Mengenal Manfaat Tepung Ganyong

tepung ganyong
Salah satu jenis tanaman yang memiliki potensi baik untuk tumbuh di Indonesia adalah jenis tanaman umbi-umbian. Jenis tanaman ini banyak tumbuh karena iklim dan kondisi tanah di Indonesi sangat mendukung pertumbuhan dan perkembangan tanaman tersebut. Salah satu dari jenis umbi-umbian yang tumbuh dengan baik di Indonesia tersebut adalah tanaman umbi ganyong. Ganyong termasuk ke dalam tanaman yang tumbuh dalam jangka waktu dwi tahunan (dua musim) atau sampai beberapa tahun. Hanya saja setelah masa aktifnya, tanaman ini akan mengalami masa istirahat, ditandai dengan daunnya yang mengering, kemudian tanamannya hilang sama sekali dari permukaan tanah (tidak tumbuh). Tanaman umbi ganyong memang tidak sepopuler jika dibandingkan dengan ubi kayu atau ubi jalar, yang selama ini pemanfaatannya juga hanya sebatas direbus atau digoreng. Proses pengolahan umbi ganyong yang sudah mulai dikembangkan sekarang ini adalah tepung ganyong.

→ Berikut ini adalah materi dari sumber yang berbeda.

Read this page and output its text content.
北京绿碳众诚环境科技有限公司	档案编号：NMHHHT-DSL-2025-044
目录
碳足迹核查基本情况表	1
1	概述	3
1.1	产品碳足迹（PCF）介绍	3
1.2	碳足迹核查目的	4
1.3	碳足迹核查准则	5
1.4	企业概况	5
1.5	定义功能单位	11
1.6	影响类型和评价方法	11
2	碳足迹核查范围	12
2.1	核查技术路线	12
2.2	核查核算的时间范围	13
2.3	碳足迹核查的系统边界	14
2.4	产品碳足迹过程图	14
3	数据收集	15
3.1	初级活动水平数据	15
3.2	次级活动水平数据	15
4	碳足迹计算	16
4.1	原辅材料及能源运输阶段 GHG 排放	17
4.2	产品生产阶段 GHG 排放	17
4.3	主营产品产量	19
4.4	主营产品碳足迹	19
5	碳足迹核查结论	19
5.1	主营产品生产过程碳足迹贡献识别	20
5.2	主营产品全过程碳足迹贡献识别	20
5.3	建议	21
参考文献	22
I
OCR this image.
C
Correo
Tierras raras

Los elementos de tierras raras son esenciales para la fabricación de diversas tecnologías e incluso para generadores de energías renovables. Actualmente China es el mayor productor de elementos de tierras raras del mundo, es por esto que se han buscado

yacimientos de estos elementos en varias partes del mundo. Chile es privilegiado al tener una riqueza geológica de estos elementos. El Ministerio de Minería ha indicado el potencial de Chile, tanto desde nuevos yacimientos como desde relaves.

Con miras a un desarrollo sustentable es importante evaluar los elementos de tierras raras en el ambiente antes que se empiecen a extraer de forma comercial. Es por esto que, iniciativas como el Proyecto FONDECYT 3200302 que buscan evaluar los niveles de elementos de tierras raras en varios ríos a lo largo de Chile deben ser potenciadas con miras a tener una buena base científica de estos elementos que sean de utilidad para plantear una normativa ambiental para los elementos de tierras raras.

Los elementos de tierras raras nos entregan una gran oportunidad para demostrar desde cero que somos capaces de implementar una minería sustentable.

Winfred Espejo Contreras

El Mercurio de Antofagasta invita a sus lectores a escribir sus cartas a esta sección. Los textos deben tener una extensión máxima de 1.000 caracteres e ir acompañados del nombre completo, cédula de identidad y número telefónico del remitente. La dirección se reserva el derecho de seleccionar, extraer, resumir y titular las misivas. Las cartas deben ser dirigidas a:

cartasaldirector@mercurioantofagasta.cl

Permasalahan yang mendasar dalam pengolahan umbi ganyong menjadi tepung ganyong adalah ketersediaan bahan baku yang masih kurang. Pada saat ini jumlah produksi ganyong pun belum diketahui secara pasti karena penanamnya belum dibudidayakan dengan baik. Padahal bila diperhatikan umbi ganyong termasuk bahan pangan non beras yang cukup bergizi tinggi, khususnya kandungan fosfor, kalsium, dan karbohidrat. Ganyong memiliki komponen kimia berupa serat pangan dengan kadar yang cukup tinggi sehingga sangat baik dicerna oleh usus bayi atau orang yang sakit. Cara membuat tepung ganyong dengan kualitas baik adalah menggunakan cara basah, yaitu dengan cara mengendapkan pati ganyong yang telah dikeringkan sebelumnya menggunakan oven atau sinar matahari. Dengan mengolahnya menjadi bentuk tepung, maka dapat dimanfaatkan sebagai bahan baku untuk berbagai produk olahan pangan, salah satunya adalah bubur instan.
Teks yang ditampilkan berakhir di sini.